Oral PrEP does not have the greatest history for women, particularly with Descovy (emtricitabine and tenofovir alafenamide, or F / TAF), the latest oral PrEP option in the United States, not approved by the FDA only for transgender men and women, as data was not available for cisgender women.

In a press conference at the Virtual International AIDS Conference, Monica Gandhi, MD, also from UCSF, who moderated the session but was not involved in the research, stressed the importance of the results in women.

“It’s amazing how effective it was for women because … there were questions about women versus men, and I think as part of a community offering … women can adhere to PrEP and have massive reductions in HIV incidence, ”she said. .

Koss noted that although oral PrEP is very effective, “we need better, lower-barrier approaches to childbirth in sub-Saharan Africa.”

She noted that community HIV testing, unlike testing in a health facility, is a more accessible alternative for young adults and men, and that it “provides an opportunity to offer and engage people to take PrEP ”.

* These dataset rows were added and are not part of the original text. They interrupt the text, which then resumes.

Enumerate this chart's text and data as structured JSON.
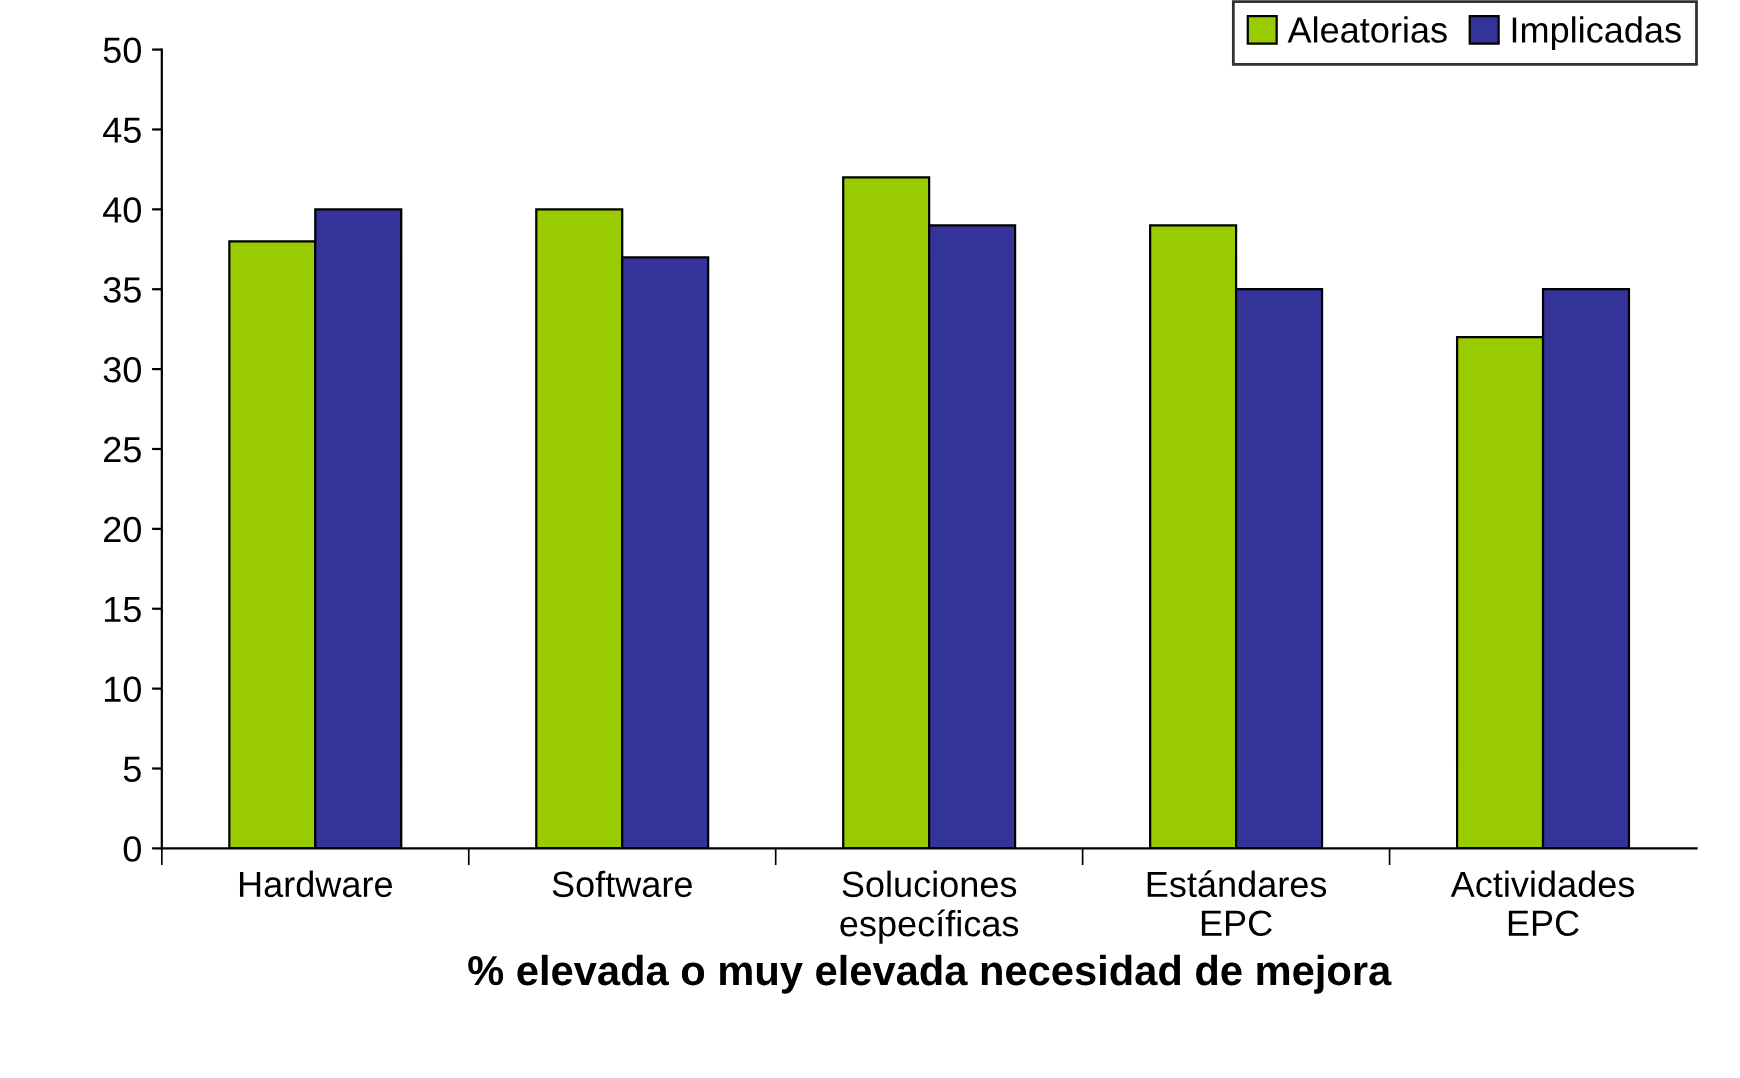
{
  "chart_data": {
    "type": "bar",
    "xlabel": "% elevada o muy elevada necesidad de mejora",
    "categories": [
      "Hardware",
      "Software",
      "Soluciones\nespecíficas",
      "Estándares\nEPC",
      "Actividades\nEPC"
    ],
    "series": [
      {
        "name": "Aleatorias",
        "color": "#99cc00",
        "values": [
          38,
          40,
          42,
          39,
          32
        ]
      },
      {
        "name": "Implicadas",
        "color": "#333399",
        "values": [
          40,
          37,
          39,
          35,
          35
        ]
      }
    ],
    "ylim": [
      0,
      50
    ],
    "yticks": [
      0,
      5,
      10,
      15,
      20,
      25,
      30,
      35,
      40,
      45,
      50
    ],
    "grid": false,
    "legend": "top right"
  }
}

The Study on Sustainable Research in East Africa in Community Health (SEARCH) examined 16 communities in rural Kenya and Uganda that provided universal access and an inclusive approach to PrEP for people at increased risk of HIV, including couples in serodiscordant partnerships and those in self-identified as high risk.

This program featured an on-site, same-day PrEP start-up during community testing at health fairs, as well as a flexible care delivery model that included follow-up visits to clinics or community sites, where patients are people could undergo repeat tests for HIV and PrEP. refills, Koss said.

Of the 74,541 people at risk, 5,447 (35%) started PrEP. About half of the people starting PrEP were women, about 30% were between 15 and 24 years old, about 20% had an HIV-differentiated partner, and half were married and monogamous. Of the men, about half were circumcised.

While 83% of participants stopped PrEP at least once, half of those who stopped later started again.

There were 25 seroconversions observed among those who initiated PrEP. The incidence in females was 0.46 per 100 person-years and 0.23 per 100 in males. About 70% reported non-adherence to PrEP more than 30 days before the seroconversion visit.

Koss said he then looked at what the incidence of HIV might look like without PrEP, using the propensity score match of eight out of 16 of those communities. The data came from annual population-based tests conducted in 2015-2017, before PrEP was available.

On this basis, the expected ratio of the HIV incidence rate of the matched controls was 0.92, while the actual incidence observed in the cohort was 0.26 (95% CI 0.09-0.75 , P= 0.01). Stratified by sex, the ratio of incidence rates for females is expected to be 1.52 vs. 0.40 (95% CI 0.04-0.79, P= 0.02). However, the difference in incidence rate in men was not significant (IRR 0.40 vs 0.24, respectively, P= 0.54).

“This shows in generalized epidemic settings, providing universal access to PrEP can reduce the incidence of HIV,” said Koss. “Going forward, comprehensive HIV testing linked to treatment and prevention, including PrEP … [is a] promising approach to accelerate the reduction of new infections. “

  • Molly Walker is associate editor and covers infectious diseases for MedPage Today. She is the recipient of the J2 Achievement Award 2020 for her COVID-19 coverage. To follow

Disclosures

This study found support from NIH and the Gilead Research Scholars Program on HIV.

Gilead Sciences donated the study drug (tenofovir disoproxil fumarate / emtricitabine) to the SEARCH study.